God never expects us to be perfect parents, and I have no intention of placing undue guilt on those who are struggling. But it’s also important that we not sweep this spiritual truth under the rug. What we do matters. It matters to God, and it matters to our children.
How we live sets the tone for our family for generations to come. It’s a law of the universe, set in place by the Creator himself.
If you grew up in an angry household, chances are good that you struggle with anger issues. Have you ever heard someone say they were born with a hot temper? I honestly don’t think that’s possible. I don’t think a temper is something you are born with. A person might be born with a propensity toward certain moods or dispositions, but a temper is something you learn. A temper is allowing yourself to strike out in anger when something doesn’t go your way. And it’s a learned response.
If you grew up seeing your parents impulsively lash out when they got angry, chances are good that you learned that response at home. Or you may have learned it from a friend or close relative. But I don’t believe you were born with that trait. You learned it. And anything you learn can be unlearned. A temper is something that people can teach themselves to control.
Abuse is one of the more damaging patterns of behavior that we learn. People who grow up in homes where family members are abused, either physically or emotionally, are more likely to repeat that pattern when they have families of their own.
They learned from their parents that when you get mad, you hit. When someone makes you angry, you lash out at them verbally and/or physically. When we see our parents relating that way, we are far more likely to follow their example than we are to shun it and take a different approach.
The Habits We Repeat
How many times as a child did you see your parents act a certain way or speak a certain phrase, and then say to yourself, “I’m never going to do that when I grow up”? Chances are good that once you started having kids of your own, you found yourself doing the exact thing you said you’d never do.
Then I had kids. And the ﬁrst time I saw them acting up, I raised my hand and snapped my ﬁngers at them, just like my dad used to do. I didn’t even know it was loaded. It just went o! without notice. I distinctly remember thinking to myself, “Where did that come from?”
How did your parents resolve conﬂicts when you were young? Did they hit? Did they scream? Did they curse? Did they get angry and stop speaking for days on end? Did they emotionally or physically abuse each other?
Today, do you ﬁnd yourself repeating those same patterns of behavior? If so, it’s time to unlearn the things you learned from your parents. At some point you have to stop and say to yourself, “Enough is enough!” At some point in life you have to recognize the negative patterns of relating and decide once and for all to put them behind you and change the course of your future. What you saw at home is likely the pattern you’ve repeated in your own marriage. Your attitude toward your spouse is likely the same attitude you experienced from your parents as a child.

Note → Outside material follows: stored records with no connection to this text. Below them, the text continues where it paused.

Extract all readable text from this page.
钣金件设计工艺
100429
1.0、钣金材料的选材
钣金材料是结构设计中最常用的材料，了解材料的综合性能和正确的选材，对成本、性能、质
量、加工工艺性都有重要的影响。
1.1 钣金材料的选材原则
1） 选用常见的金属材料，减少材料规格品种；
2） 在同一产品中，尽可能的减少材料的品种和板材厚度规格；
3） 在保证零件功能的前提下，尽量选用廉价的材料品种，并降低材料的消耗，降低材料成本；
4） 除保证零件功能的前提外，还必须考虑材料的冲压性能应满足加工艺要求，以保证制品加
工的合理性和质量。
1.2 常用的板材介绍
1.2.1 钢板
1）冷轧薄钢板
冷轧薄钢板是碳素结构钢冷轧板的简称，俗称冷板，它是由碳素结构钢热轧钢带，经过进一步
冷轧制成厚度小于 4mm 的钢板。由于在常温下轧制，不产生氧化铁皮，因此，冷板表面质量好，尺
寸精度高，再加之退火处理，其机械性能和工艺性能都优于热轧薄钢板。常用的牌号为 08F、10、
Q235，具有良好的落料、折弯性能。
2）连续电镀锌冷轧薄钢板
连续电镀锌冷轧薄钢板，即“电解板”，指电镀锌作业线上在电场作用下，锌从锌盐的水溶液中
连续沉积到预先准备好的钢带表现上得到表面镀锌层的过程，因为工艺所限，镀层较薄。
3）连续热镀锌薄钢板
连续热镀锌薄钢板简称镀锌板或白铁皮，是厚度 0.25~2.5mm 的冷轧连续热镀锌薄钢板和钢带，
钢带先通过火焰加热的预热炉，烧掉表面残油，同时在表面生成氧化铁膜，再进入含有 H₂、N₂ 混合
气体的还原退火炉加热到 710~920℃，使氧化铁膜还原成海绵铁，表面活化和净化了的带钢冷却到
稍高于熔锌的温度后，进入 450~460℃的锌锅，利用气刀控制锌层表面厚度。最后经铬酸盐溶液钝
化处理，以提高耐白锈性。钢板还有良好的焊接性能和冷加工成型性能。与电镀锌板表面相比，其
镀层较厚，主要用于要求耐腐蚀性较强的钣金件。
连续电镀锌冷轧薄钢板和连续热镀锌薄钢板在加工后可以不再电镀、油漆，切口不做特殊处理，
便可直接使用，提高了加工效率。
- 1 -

These are the questions we all need to ask ourselves. These are the things we need to assess and reevaluate in our lives, because these are the things that are putting direct pressure on the lives of our children. These are the things that are likely causing them to bend and twist as they ﬁght to navigate their future. These are the habits and patterns of behavior that they will be struggling with in their own lives and families.
If your parents had a certain “bent,” and you see the same bent in your own life, it’s time to confront the problem head-on before it passes to your children’s children.
There are some things out of our control. We can’t control our blood- line. We can’t change what was done by generations before us. We can’t control those negative patterns of behavior that our parents struggled with. We can’t do anything about the damaging and destructive habits we saw as children.
But we can control what our children experience. We can change the way we choose to relate to our families and our spouses. We can control what we do with our own pain and dysfunction.
We can take responsibility for the things we say and the way we act at home. We are all free to rise above our circumstances. We are free to forgive the sins of our past and move forward.
We are all free to change. And with the help of God’s Spirit, we have the power to change as well.
No one has to pass on a legacy of pain. We all have the power to choose the legacy we leave behind.
- We are all living between generations, and we all have two legacies that face us. The ﬁrst is the legacy that has gone before us. The second is the legacy we will leave behind.
- When parents live in sin and disobedience to God it puts tremendous pressure on their children, making it difficult for them to grow up healthy—both spiritually and emotionally.
- The behaviors we witnessed from our parents are likely some of the same traits and habits we will model for our own children. These behaviors, both good and bad, will have a marked impact on our children’s future, often for generations to come.